I’ve been grinding away as a writer for a long time. All sorts of stuff that never really moves beyond a small audience. It was very strange to see something I worked on get picked up. Very satisfying. I’m not sure how to feel about the fact that, out of all my books, academic articles, blogs, plays, and unpublished poetry, a fake job posting that makes fun of what an impossible position teachers are in got all those reads. I doubt anything I’ve written will see so much attention again. But who knows? Maybe I’ll wake up as Stephen King tomorrow. Stranger things have happened (like the summer of 2020).

You know what else I got along with some attention and validation? McSweeney’s deposited a whopping $15 into my PayPal account. I’ve finally made it, ma.

***

Richard Wright has a wonderful quote about writing at the end of his memoir Black Boy. I’m sure I’ve mentioned it in previous blogs. Here is what Wright is resolved to do by the end of his book:

I would hurl words into the darkness and wait for an echo, and if an echo sounded, no matter how faintly, I would send other words to tell, to march, to fight, to create a sense of the hunger for life that gnaws in us all.

Richard Wright, Black Boy

C’mon. That’s too good. Before this passage, Wright writes about giving up any hope for fame and fortune as a writer. He writes about giving up the idea of creating artistic perfection (he calls it unity) in his writing. Instead, he resigns himself to the messy work of hurling words into the darkness. And ends up with Black Boy, one of the best pieces of writing I’ve ever read.

Yes, publishing that short piece in McSweeney’s felt like a faint echo. Somewhere other people saw the writing I’ve been doing with Ben and, hopefully, they laughed. Kurt Vonnegut wrote that he intended for his writing to be like Tylenol. He hoped, long after he was dead, that his words would still make people laugh and, in so laughing, feel better about things. I’ve always liked that idea. And I hope the McSweeney’s piece made somebody somewhere laugh. Especially teachers as they prepare for this impossible fall.
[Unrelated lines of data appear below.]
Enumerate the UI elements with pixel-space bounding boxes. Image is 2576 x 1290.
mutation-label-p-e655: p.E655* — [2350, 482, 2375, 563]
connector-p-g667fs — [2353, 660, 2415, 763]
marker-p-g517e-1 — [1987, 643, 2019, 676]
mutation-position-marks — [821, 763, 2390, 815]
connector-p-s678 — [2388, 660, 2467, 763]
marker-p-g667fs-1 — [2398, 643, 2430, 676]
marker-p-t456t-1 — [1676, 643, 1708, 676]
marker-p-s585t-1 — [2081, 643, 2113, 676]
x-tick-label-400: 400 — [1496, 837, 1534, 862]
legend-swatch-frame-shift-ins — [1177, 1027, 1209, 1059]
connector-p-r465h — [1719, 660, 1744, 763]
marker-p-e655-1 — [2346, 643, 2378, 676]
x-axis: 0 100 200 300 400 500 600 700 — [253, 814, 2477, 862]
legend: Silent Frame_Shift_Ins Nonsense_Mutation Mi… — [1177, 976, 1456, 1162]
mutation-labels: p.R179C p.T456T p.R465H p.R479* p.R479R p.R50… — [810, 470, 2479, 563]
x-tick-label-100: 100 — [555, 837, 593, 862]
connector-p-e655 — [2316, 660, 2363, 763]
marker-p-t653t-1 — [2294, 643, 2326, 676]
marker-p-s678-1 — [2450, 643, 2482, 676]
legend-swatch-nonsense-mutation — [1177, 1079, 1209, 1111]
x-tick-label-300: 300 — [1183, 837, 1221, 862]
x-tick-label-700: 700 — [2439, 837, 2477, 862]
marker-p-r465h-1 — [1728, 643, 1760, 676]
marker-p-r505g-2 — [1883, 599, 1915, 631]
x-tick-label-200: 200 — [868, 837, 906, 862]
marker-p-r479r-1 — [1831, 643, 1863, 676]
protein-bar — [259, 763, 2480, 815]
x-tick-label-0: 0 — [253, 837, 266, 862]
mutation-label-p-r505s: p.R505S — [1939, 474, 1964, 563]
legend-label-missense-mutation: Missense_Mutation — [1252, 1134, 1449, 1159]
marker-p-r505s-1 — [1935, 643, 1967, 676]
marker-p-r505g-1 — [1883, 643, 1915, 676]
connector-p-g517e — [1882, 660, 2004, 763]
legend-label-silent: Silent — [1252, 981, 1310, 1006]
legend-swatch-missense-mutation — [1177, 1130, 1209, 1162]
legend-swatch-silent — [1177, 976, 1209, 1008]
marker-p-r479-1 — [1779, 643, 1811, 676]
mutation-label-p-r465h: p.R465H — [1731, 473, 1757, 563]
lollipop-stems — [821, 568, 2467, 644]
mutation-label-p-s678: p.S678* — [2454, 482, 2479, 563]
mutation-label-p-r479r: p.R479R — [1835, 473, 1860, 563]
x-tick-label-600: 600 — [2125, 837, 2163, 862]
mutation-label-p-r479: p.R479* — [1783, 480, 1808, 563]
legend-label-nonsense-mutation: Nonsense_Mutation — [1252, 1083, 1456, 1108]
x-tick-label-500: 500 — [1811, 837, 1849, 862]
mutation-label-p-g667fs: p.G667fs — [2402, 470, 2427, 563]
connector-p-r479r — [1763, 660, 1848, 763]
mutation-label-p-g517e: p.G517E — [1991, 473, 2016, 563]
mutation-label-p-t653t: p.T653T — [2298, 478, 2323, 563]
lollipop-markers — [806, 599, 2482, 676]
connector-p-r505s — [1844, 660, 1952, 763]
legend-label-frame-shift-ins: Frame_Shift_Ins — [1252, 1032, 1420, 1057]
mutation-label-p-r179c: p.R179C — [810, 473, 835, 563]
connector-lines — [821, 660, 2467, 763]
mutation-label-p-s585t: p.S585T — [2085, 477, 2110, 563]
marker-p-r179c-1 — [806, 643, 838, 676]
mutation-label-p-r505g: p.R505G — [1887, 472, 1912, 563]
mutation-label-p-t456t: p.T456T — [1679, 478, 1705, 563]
But really, regardless of the number of shares on Facebook, I’ve already resigned myself to hurling words into the darkness. Not so much for attention and validation – though I admit that faint echo felt nice last week – but because it seems like I have to. That sense of the hunger for life that Richard Wright wrote about? It gnaws in me. And writing seems a way to express or grapple with or laugh about the enormity of being alive.

Something like that.

***

Will I let all this fame and fortune go to my head? I hate to say it, but the $15 is already spent. Make it rain, baby. And I don’t even want to mention my friend Ben. He was a loose cannon to begin with. I bet his $15 was gone before it even arrived. On nefarious pursuits. Or tuition. He just started graduate school. All of that assumes he figured out how to create a PayPal account. I’m not sure he did.

So I don’t know. It was fun to get a story in McSweeney’s. And I’ll keep writing because that’s what I do. And hopefully I’ll get a little echo now and then. But I’ll keep going regardless.